Mónica Elvira Domínguez, Isabel Nuria Tejero Cabrejas, María Vanesa Ferrández Aznar, Shara Rabah Bouzidi Monreal, Natalia López Martín, Teresa Ciprés Alastruey
La enfermedad renal crónica (ERC) y el deterioro cognitivo leve (DCL) son condiciones prevalentes y frecuentemente coexistentes en la población adulta mayor, generando una elevada carga clínica, funcional y social. El presente caso clínico describe la atención enfermera prestada a una mujer de 82 años, con ERC estadio 4 y diagnóstico reciente de DCL, que vive sola en su domicilio. La valoración se realizó según los patrones funcionales de Marjory Gordon, lo que permitió identificar problemas reales y potenciales vinculados al autocuidado, el cumplimiento terapéutico, el deterioro cognitivo y el riesgo de caídas.
Se aplicó el Proceso de Atención de Enfermería (PAE), con diagnósticos enfermeros NANDA, resultados esperados NOC e intervenciones NIC adaptadas al perfil de la paciente. Las actuaciones se centraron en el mantenimiento de la funcionalidad, el apoyo a la adherencia al tratamiento, la estimulación cognitiva y la coordinación con los servicios sociales. La planificación fue individualizada, considerando la progresión de la ERC, la afectación cognitiva y la disponibilidad de apoyo informal.
Este caso destaca la importancia de la intervención enfermera en la gestión de cuidados domiciliarios a personas mayores con patologías crónicas complejas, y subraya la utilidad de las taxonomías enfermeras para garantizar una atención estructurada, segura y centrada en la persona. Asimismo, destaca el valor del trabajo interdisciplinar y la educación sanitaria para promover la autonomía, la calidad de vida y la prevención de complicaciones en este grupo vulnerable.

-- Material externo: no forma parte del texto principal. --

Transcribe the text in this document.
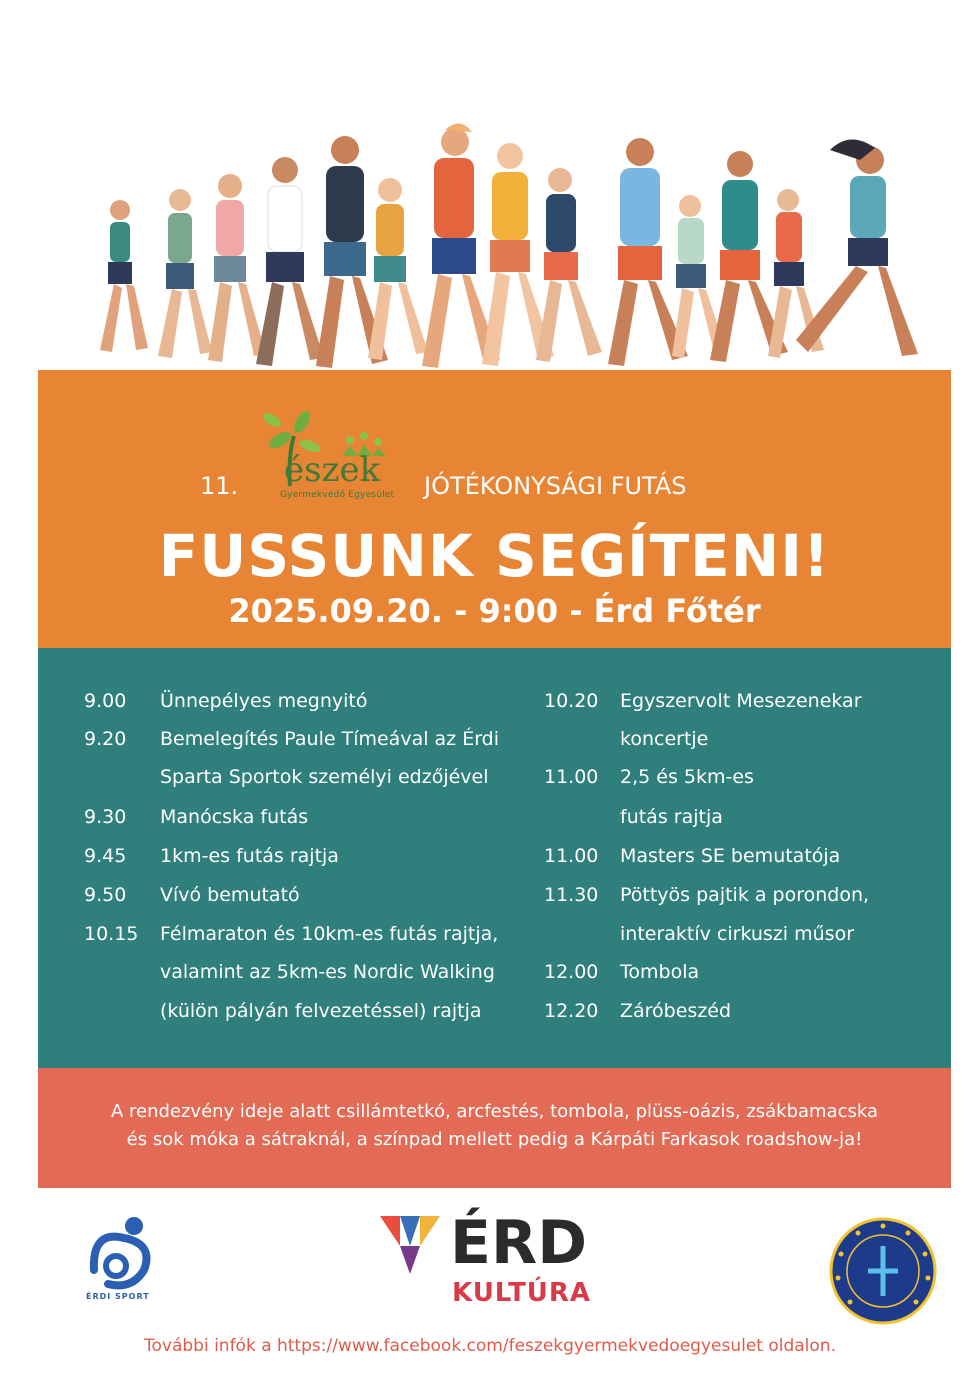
észek
Gyermekvédő Egyesület
11.	JÓTÉKONYSÁGI FUTÁS
FUSSUNK SEGÍTENI!
2025.09.20. - 9:00 - Érd Főtér
9.00 Ünnepélyes megnyitó
9.20 Bemelegítés Paule Tímeával az Érdi
Sparta Sportok személyi edzőjével
9.30 Manócska futás
9.45 1km-es futás rajtja
9.50 Vívó bemutató
10.15 Félmaraton és 10km-es futás rajtja,
valamint az 5km-es Nordic Walking
(külön pályán felvezetéssel) rajtja
10.20 Egyszervolt Mesezenekar
koncertje
11.00 2,5 és 5km-es
futás rajtja
11.00 Masters SE bemutatója
11.30 Pöttyös pajtik a porondon,
interaktív cirkuszi műsor
12.00 Tombola
12.20 Záróbeszéd
A rendezvény ideje alatt csillámtetkó, arcfestés, tombola, plüss-oázis, zsákbamacska
és sok móka a sátraknál, a színpad mellett pedig a Kárpáti Farkasok roadshow-ja!
ÉRDI SPORT
ÉRD
KULTÚRA
További infók a https://www.facebook.com/feszekgyermekvedoegyesulet oldalon.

Chronic kidney disease (CKD) and mild cognitive impairment (MCI) are common and often coexisting conditions in the elderly population, generating a high clinical, functional, and social burden. This clinical case describes the nursing care provided to an 82-year-old woman with stage 4 CKD and a recent diagnosis of MCI, living alone at home. The assessment was conducted following Marjory Gordon’s functional health patterns, which allowed identification of actual and potential problems related to self-care, treatment adherence, cognitive impairment, and fall risk.
The Nursing Care Process (NCP) was applied, using NANDA nursing diagnoses, expected outcomes (NOC), and nursing interventions (NIC) tailored to the patient’s profile. The interventions focused on maintaining functionality, supporting treatment adherence, cognitive stimulation, and coordination with social services. The care plan was individualized, considering CKD progression, cognitive impairment, and the availability of informal support.
This case highlights the importance of nursing intervention in managing home care for older adults with complex chronic conditions, emphasizing the usefulness of nursing taxonomies to ensure structured, safe, and person-centered care. It also underscores the value of interdisciplinary teamwork and health education to promote autonomy, quality of life, and complication prevention in this vulnerable population.